A decade ago, Hanegbi's name was a byword for a political punk. The round-faced, balding, peaceful man who yesterday saluted his prosecutors is a different Hanegbi - the one who over the past few years became a kind of political consensus incarnate.

From Bibi to Tzipi, from Ehud Barak to Ehud Olmert, everyone has heaped praise and agreed that this is such a waste: The man could have gone so far if it weren't for some sort of character flaw that keeps diverting him to interrogation rooms and courthouses.

Yesterday we received an improbably-timed reminder of the old Hanegbi. Just as the verdict on Hanegbi was read out, businessman David Appel was sentenced to three and a half years in prison. Hanegbi and Appel both starred in the Roni Bar-On/Hebron affair during Benjamin Netanyahu's first term as prime minister.
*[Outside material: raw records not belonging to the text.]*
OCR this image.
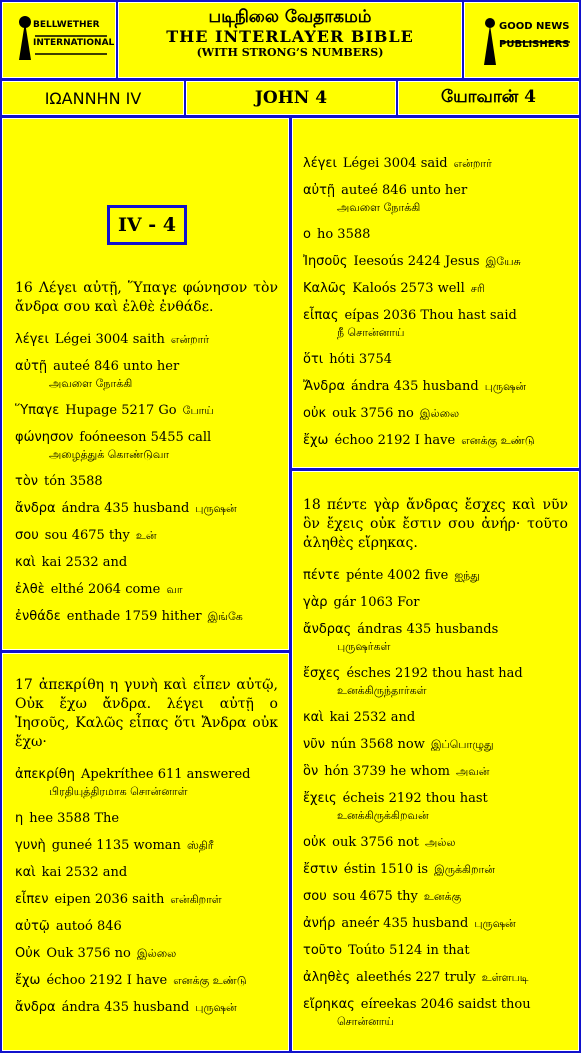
BELLWETHER
INTERNATIONAL
படிநிலை வேதாகமம்
THE INTERLAYER BIBLE
(WITH STRONG’S NUMBERS)
GOOD NEWS
PUBLISHERS
ΙΩΑΝΝΗΝ IV	JOHN 4	யோவான் 4
IV - 4
16 Λέγει αὐτῇ, Ὕπαγε φώνησον τὸν ἄνδρα σου καὶ ἐλθὲ ἐνθάδε.
λέγει Légei 3004 saith என்றார்
αὐτῇ auteé 846 unto her
அவளை நோக்கி
Ὕπαγε Hupage 5217 Go போய்
φώνησον foóneeson 5455 call
அழைத்துக் கொண்டுவா
τὸν tón 3588
ἄνδρα ándra 435 husband புருஷன்
σου sou 4675 thy உன்
καὶ kai 2532 and
ἐλθὲ elthé 2064 come வா
ἐνθάδε enthade 1759 hither இங்கே
17 ἀπεκρίθη η γυνὴ καὶ εἶπεν αὐτῷ, Οὐκ ἔχω ἄνδρα. λέγει αὐτῇ ο Ἰησοῦς, Καλῶς εἶπας ὅτι Ἄνδρα οὐκ ἔχω·
ἀπεκρίθη Apekríthee 611 answered
பிரதியுத்திரமாக சொன்னாள்
η hee 3588 The
γυνὴ guneé 1135 woman ஸ்திரீ
καὶ kai 2532 and
εἶπεν eipen 2036 saith என்கிறாள்
αὐτῷ autoó 846
Οὐκ Ouk 3756 no இல்லை
ἔχω échoo 2192 I have எனக்கு உண்டு
ἄνδρα ándra 435 husband புருஷன்
λέγει Légei 3004 said என்றார்
αὐτῇ auteé 846 unto her
அவளை நோக்கி
ο ho 3588
Ἰησοῦς Ieesoús 2424 Jesus இயேசு
Καλῶς Kaloós 2573 well சரி
εἶπας eípas 2036 Thou hast said
நீ சொன்னாய்
ὅτι hóti 3754
Ἄνδρα ándra 435 husband புருஷன்
οὐκ ouk 3756 no இல்லை
ἔχω échoo 2192 I have எனக்கு உண்டு
18 πέντε γὰρ ἄνδρας ἔσχες καὶ νῦν ὃν ἔχεις οὐκ ἔστιν σου ἀνήρ· τοῦτο ἀληθὲς εἴρηκας.
πέντε pénte 4002 five ஐந்து
γὰρ gár 1063 For
ἄνδρας ándras 435 husbands
புருஷர்கள்
ἔσχες ésches 2192 thou hast had
உனக்கிருந்தார்கள்
καὶ kai 2532 and
νῦν nún 3568 now இப்பொழுது
ὃν hón 3739 he whom அவன்
ἔχεις écheis 2192 thou hast
உனக்கிருக்கிறவன்
οὐκ ouk 3756 not அல்ல
ἔστιν éstin 1510 is இருக்கிறான்
σου sou 4675 thy உனக்கு
ἀνήρ aneér 435 husband புருஷன்
τοῦτο Toúto 5124 in that
ἀληθὲς aleethés 227 truly உள்ளபடி
εἴρηκας eíreekas 2046 saidst thou
சொன்னாய்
The Hanegbi of 2010 is a man reborn. He is yearning for a corrective experience that would publicly prove he can be different.

The story was far from finished yesterday; it has only just started. The decision on moral turpitude will have to wait until October, if not November, and so will sentencing and the question of appeal. And if the prosecution decides to appeal, Hanegbi may have to wait a very long time for his second chance.